READ ALSO: No more passwords? The problem with biometrics
The problem with humans
The concept of the self-driving or autonomous car certainly picked up momentum after the mighty Google got into the game.
The automobile industry has fared better than the financial industry, and is looking to adopt new technologies in a big way. And the impact goes beyond just better and cooler cars, but also includes its effects on cities and commuting.
Yet for all its positive outlook, the industry is facing a vast array of challenges, ranging from dealing with unpredictable elements (humans), to local customs and rule-breaking.
“Writing a software that takes input from road environments, not just freeways, but cities where there are pedestrians, cyclists and pets is a lot harder than driving a robot car on Mars,” said Liam Pedersen, principal researcher and manager of Autonomous Vehicles at the Nissan Research Centre.
“I know this because I worked on the Mars Rover, and never once in my career did I have an alien walking next to my robot,” he quipped.

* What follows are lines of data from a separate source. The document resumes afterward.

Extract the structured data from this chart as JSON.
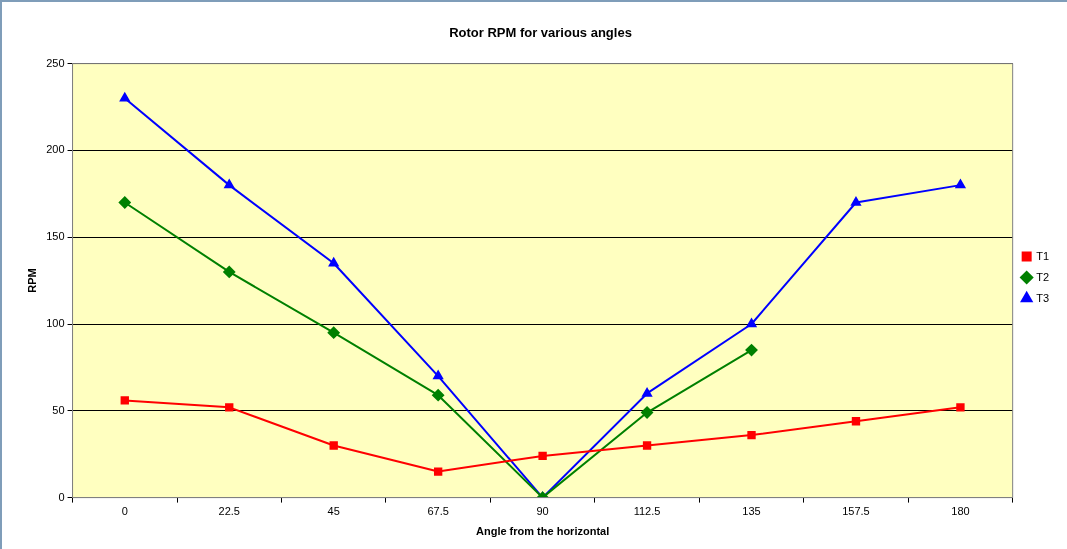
{
  "chart_data": {
    "type": "line",
    "title": "Rotor RPM for various angles",
    "xlabel": "Angle from the horizontal",
    "ylabel": "RPM",
    "categories": [
      "0",
      "22.5",
      "45",
      "67.5",
      "90",
      "112.5",
      "135",
      "157.5",
      "180"
    ],
    "series": [
      {
        "name": "T1",
        "color": "#ff0000",
        "marker": "square",
        "values": [
          56,
          52,
          30,
          15,
          24,
          30,
          36,
          44,
          52
        ]
      },
      {
        "name": "T2",
        "color": "#008000",
        "marker": "diamond",
        "values": [
          170,
          130,
          95,
          59,
          0,
          49,
          85,
          null,
          null
        ]
      },
      {
        "name": "T3",
        "color": "#0000ff",
        "marker": "triangle",
        "values": [
          230,
          180,
          135,
          70,
          0,
          60,
          100,
          170,
          180
        ]
      }
    ],
    "ylim": [
      0,
      250
    ],
    "yticks": [
      0,
      50,
      100,
      150,
      200,
      250
    ],
    "grid": "y",
    "legend": "right",
    "line_style": "solid"
  }
}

From making last-mile transportation more efficient to maximising the use of cars, the potential is there, but is now facing the harsh reality of the road – like, how does an autonomous car avoid hitting that pedestrian?
“We focus on making sure we reduce the chances of that happening with high-level computational models, but hopefully the car will be able to brake first and move to the edge of any obstruction,” said nuTonomy chief operating officer Doug Parker.
NuTonomy is a startup which builds software for self-driving or autonomous cars.
And how does an autonomous car avoid carjacking or other such attacks, an all-too-real possibility in some parts of the world?
“Our cars in the future will be full of cameras, lasers and sensors, which will hopefully deter attackers,” Parker said.
For a concept that is ever-evolving like self-driving cars, it is tricky to comment on whether a human could be called upon to make a decision in the case the autonomous system is unable to do so.
“When the human being is not ready to drive, relaxing in his or her seat, do you really want a car to transition to manual and say ‘There’s an accident, here it is’?” Pedersen said.
“It is a problem that we don’t have an answer to,” he added.